Santiago and Garcia Marquez

I too am having trouble grasping and dealing with everything in Santiago’s novel, but what stood out for me was the beginning with Omar reading Gabriel Garcia Marquez’s novel La Cronica de una Muerte Anunciada / The Chronicle of a Death Foretold.  This detail in the introduction of the novel seems to lend to many themes/styles that Santiago may be trying to weave into his narrative.  Garcia Marquez is famous for his use of magical realism across his stories, which focuses/challenges opposites.  I can see Santiago taking the themes of magical realism – presenting the conflicting perspectives of rational Omar vs. manic/depressed Omar, past vs. present, life vs. death, etc.  We do not see any instances of the supernatural in Santiago’s work, which is often a component for magical realism, but I think it could be argued that Omar’s various mental states (depression, mania, drunkenness, sex, memories, etc.) sets up reality/normal world against another space.

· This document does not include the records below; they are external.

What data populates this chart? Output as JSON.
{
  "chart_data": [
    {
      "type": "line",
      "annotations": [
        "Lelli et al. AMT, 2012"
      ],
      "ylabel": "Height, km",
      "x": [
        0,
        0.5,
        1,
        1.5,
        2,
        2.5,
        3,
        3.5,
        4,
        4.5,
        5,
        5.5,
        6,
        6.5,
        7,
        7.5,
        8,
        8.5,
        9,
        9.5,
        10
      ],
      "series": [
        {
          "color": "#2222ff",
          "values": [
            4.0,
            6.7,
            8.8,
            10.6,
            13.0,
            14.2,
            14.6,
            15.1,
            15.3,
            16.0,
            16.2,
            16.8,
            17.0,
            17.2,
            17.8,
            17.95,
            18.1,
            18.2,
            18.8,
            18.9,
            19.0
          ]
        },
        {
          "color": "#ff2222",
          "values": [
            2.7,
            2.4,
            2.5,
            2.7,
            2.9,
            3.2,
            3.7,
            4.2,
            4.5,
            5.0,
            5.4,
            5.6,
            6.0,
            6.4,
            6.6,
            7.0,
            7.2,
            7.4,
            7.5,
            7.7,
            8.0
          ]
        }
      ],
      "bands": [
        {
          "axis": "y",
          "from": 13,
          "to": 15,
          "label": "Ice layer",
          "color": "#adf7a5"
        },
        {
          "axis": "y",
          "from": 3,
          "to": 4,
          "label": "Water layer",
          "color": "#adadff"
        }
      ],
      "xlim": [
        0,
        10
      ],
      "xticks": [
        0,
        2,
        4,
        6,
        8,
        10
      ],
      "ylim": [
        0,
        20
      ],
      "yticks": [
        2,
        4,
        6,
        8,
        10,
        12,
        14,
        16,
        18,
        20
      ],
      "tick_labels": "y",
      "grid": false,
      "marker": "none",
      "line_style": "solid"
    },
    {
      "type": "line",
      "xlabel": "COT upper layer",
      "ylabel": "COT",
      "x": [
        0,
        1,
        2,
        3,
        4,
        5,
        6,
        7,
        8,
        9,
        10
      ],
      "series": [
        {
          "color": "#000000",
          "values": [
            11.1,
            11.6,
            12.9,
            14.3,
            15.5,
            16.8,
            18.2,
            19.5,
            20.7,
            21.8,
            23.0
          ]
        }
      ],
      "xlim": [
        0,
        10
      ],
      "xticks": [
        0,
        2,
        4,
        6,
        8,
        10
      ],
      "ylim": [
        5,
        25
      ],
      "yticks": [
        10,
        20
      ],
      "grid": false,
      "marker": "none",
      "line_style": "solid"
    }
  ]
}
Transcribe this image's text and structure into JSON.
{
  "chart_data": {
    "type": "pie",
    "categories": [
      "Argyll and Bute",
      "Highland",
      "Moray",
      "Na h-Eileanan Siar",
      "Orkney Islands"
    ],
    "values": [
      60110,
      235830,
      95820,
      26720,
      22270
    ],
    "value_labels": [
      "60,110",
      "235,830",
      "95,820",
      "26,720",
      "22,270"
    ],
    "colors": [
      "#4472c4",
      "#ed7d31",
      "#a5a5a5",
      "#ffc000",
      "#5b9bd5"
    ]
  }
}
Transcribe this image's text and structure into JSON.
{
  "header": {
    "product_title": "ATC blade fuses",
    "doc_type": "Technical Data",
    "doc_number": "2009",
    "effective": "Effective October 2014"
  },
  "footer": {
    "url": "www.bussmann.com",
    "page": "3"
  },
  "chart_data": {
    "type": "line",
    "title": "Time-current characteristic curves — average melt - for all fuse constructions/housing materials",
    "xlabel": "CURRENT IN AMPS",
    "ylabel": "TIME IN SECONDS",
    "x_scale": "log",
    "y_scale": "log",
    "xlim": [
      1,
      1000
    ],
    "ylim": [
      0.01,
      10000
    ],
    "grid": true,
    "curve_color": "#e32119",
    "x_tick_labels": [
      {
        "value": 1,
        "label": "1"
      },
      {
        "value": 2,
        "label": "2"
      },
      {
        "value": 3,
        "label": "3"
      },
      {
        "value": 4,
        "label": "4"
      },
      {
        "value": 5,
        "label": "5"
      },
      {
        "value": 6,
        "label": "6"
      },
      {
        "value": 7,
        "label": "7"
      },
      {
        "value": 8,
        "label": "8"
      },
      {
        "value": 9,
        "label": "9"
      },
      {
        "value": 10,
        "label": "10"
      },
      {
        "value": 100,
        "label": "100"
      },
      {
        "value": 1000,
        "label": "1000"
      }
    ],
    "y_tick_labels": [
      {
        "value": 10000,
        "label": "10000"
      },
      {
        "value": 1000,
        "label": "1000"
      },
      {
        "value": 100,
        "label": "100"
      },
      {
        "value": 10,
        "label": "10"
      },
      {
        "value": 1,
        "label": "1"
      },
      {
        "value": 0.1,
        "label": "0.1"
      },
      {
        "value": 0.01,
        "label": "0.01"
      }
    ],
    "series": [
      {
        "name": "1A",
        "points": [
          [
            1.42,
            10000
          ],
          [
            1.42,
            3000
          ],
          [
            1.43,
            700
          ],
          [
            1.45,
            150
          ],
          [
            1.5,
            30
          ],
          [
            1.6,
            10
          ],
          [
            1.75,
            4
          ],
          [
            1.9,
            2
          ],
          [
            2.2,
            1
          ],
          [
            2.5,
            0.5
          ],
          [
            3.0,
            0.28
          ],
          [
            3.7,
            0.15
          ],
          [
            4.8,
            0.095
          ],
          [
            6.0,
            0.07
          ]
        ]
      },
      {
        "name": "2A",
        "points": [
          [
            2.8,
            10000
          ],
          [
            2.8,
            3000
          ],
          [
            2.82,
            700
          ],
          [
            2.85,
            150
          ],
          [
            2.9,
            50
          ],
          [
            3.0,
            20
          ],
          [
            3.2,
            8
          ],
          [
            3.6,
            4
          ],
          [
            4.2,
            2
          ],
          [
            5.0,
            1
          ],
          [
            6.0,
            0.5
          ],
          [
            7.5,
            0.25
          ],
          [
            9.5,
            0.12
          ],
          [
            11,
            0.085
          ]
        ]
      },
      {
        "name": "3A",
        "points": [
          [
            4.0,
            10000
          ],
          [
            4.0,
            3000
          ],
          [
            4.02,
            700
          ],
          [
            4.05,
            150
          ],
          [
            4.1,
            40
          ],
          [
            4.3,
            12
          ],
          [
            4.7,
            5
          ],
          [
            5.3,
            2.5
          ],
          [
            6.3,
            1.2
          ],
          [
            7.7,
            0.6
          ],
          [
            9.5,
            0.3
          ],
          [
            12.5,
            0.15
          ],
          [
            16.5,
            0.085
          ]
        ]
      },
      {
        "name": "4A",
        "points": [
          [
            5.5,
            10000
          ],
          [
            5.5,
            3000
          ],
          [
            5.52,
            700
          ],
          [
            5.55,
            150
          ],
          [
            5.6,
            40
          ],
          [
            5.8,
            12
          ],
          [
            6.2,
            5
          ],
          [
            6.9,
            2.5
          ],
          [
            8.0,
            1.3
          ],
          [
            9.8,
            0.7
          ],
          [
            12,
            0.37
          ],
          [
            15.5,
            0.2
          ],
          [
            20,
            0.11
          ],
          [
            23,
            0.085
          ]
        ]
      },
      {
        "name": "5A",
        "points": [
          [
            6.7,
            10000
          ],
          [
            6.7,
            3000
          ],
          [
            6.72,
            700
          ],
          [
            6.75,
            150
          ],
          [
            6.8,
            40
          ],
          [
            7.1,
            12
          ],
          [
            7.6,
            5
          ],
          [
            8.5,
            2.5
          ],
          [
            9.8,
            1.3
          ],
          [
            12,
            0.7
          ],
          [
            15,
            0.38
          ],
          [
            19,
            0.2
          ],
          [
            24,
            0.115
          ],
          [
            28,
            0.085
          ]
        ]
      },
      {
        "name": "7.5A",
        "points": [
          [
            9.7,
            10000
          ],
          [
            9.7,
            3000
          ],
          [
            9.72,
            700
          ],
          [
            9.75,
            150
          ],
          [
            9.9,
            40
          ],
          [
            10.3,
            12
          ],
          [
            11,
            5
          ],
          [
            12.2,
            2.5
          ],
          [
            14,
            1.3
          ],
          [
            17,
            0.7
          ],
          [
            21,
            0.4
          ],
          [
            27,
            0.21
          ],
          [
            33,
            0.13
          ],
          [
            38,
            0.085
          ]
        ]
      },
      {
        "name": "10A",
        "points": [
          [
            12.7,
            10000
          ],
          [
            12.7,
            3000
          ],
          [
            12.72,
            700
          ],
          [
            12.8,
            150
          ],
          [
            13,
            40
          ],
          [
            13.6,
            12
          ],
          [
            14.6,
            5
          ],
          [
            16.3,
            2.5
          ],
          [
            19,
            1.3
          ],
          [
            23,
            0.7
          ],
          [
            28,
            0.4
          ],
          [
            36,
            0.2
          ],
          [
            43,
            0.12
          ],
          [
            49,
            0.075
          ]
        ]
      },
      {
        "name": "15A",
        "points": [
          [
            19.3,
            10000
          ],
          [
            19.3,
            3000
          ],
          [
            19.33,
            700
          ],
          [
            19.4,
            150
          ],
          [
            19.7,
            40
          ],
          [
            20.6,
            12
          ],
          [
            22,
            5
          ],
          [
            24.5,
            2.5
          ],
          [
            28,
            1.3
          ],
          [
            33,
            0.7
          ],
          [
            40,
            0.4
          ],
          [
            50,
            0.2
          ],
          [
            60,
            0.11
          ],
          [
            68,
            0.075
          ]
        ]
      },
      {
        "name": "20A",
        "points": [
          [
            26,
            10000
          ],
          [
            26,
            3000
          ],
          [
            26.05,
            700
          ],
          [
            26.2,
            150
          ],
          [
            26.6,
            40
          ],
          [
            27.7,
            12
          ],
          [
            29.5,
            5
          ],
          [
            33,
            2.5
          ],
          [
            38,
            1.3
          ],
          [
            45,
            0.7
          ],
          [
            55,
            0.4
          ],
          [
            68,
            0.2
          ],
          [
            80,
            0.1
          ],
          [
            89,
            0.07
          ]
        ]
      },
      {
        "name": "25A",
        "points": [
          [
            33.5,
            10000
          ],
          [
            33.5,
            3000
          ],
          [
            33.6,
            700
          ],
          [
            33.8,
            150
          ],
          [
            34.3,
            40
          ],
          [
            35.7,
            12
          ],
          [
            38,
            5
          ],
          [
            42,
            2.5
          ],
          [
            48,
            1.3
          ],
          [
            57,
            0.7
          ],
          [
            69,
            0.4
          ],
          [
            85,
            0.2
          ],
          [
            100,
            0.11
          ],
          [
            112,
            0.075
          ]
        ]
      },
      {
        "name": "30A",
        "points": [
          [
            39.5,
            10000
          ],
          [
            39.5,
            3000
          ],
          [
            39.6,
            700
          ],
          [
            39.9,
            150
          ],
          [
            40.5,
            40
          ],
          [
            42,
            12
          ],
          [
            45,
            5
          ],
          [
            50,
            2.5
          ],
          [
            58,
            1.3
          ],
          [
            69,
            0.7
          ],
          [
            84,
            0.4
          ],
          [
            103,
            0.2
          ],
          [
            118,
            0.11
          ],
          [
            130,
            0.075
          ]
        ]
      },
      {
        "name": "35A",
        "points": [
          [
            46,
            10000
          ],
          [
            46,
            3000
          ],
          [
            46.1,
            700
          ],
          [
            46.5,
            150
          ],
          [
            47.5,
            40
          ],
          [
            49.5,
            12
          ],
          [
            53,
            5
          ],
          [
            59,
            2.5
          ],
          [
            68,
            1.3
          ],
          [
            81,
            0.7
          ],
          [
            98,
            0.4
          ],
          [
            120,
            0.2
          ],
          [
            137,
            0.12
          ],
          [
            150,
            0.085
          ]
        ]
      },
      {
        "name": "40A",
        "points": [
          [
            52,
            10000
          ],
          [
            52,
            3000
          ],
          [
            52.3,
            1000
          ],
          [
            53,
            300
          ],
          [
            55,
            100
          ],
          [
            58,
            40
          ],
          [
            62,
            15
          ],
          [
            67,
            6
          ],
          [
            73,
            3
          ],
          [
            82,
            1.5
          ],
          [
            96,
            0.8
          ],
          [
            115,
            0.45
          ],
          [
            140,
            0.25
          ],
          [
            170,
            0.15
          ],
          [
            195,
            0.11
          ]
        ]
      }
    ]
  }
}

Second, I think that the inclusion of Garcia Marquez’s novel, title alone, and the story itself frame Santiago’s novel. A death foretold, I think, characterizes Omar’s depression and the dark themes of the book.  Death is foretold for everyone, we are all going to die, but we must trudge through life or as Santiago proposes like pigs through the slaughterhouse.  People raised the question of the chronology of the narrative, and I question the end of the novel.  The final frame is all black — does Omar go to sleep? Or is it his final sleep?  We have the sense that his life is more steady, but we have no evidence of positive turns in Omar’s life from the rest of the novel, so does Santiago’s introduction with Garcia Marquez’s novel foreshadow or maybe is it meant to influence our conclusion of the text?

Is Santiago making a modern graphic novel of Garcia Marquez’s text?